Share

Bab 3 Terlalu Memandang Rendah Damaira

Sebelum pergi dari rumah Damaira, Laras masih sempat menghina menantunya. Laras menyuruh Damaira untuk memperbanyak makan toge karena sayuran itu bagus untuk kesehatan reproduksi. Laras juga menghina Damaira mandul, sebab dua tahun lebih menikah tak juga diberi keturunan.

“Astaghfirullah, Bu, kita ini sesama perempuan, kenapa Ibu tega berkata seperti itu?”

Kata-kata mandul terucap tidak hanya satu dua kali keluar dari mulut Laras, lama-lama Damaira merasa geram.

Dulu Damiara akan menangis berjam-jam saat mertuanya mengatakan dia mandul. Namun, sekarang dia tidak akan lagi melakukan hal itu apalagi meratapi nasib. Damaira akan mulai melawan, dia tidak ingin harga dirinya terus diinjak-injak, walau kenyataannya memang belum mempunyai anak.

Saat ini mungkin memang Sang Maha Pemberi Keturunan belum memberinya kepercayaan. Kalau boleh berkata, sebenarnya Damaira merasa sedikit bersyukur belum diberi keturunan, sebab kehidupannya saja masih penuh dengan masalah yang belum terselesaikan, apa jadinya jika dia diberi amanah yang penuh dengan tanggung jawab.

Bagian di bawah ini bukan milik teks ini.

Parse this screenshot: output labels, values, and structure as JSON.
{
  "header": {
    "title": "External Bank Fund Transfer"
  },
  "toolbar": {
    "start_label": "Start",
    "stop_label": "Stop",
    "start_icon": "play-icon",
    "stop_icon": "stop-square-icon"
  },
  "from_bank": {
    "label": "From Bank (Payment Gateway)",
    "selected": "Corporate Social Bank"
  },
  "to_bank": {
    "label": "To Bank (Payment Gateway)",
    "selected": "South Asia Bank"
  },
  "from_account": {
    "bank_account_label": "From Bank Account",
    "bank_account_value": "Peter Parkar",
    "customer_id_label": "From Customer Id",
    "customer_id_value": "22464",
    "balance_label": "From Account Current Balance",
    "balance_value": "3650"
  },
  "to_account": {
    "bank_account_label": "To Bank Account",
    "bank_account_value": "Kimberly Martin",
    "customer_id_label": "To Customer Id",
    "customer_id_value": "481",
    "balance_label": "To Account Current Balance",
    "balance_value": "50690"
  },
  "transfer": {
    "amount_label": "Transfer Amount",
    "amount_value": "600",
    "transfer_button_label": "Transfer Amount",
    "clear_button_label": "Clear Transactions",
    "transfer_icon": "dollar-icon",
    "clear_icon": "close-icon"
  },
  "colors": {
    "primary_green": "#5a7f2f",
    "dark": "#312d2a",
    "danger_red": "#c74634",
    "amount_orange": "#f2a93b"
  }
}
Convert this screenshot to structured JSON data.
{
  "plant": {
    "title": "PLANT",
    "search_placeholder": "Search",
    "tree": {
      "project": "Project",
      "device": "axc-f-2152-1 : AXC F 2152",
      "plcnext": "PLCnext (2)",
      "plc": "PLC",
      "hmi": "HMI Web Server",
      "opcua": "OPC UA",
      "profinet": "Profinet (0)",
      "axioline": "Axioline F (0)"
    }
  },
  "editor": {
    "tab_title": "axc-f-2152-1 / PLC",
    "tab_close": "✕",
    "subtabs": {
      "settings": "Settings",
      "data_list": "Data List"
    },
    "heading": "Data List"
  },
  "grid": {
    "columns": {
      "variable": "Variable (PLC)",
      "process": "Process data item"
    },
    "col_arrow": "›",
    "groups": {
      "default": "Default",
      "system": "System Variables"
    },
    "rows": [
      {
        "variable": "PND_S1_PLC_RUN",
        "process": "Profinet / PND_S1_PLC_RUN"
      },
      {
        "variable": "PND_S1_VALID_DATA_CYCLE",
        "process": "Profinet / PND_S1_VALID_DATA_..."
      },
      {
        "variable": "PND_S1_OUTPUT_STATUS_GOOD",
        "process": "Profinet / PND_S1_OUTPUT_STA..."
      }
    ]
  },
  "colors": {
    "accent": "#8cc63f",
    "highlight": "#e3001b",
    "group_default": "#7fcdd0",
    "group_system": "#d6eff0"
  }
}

Mengingat perlakuan ibu mertuanya membuatnya nelangsa, namun Damaira selalu menyimpannya rapat-rapat. Ayahnya tak pernah tahu, dia malu mengatakan hal itu mengingat dulu dia bersikukuh untuk menikah dengan Negan.

“Eh, tidak perlu drama, Ra, Ibu kan hanya ngomong jangan-jangan kamu mandul. Kamu saja yang salah mengartikan antara pernyataan dengan pertanyaan."

"Kamu itu selalu saja berani sama orang tua, melawan terus kalau mertua bicara! Dasar orang kampung, tak punya sopan santun!” sarkas Laras.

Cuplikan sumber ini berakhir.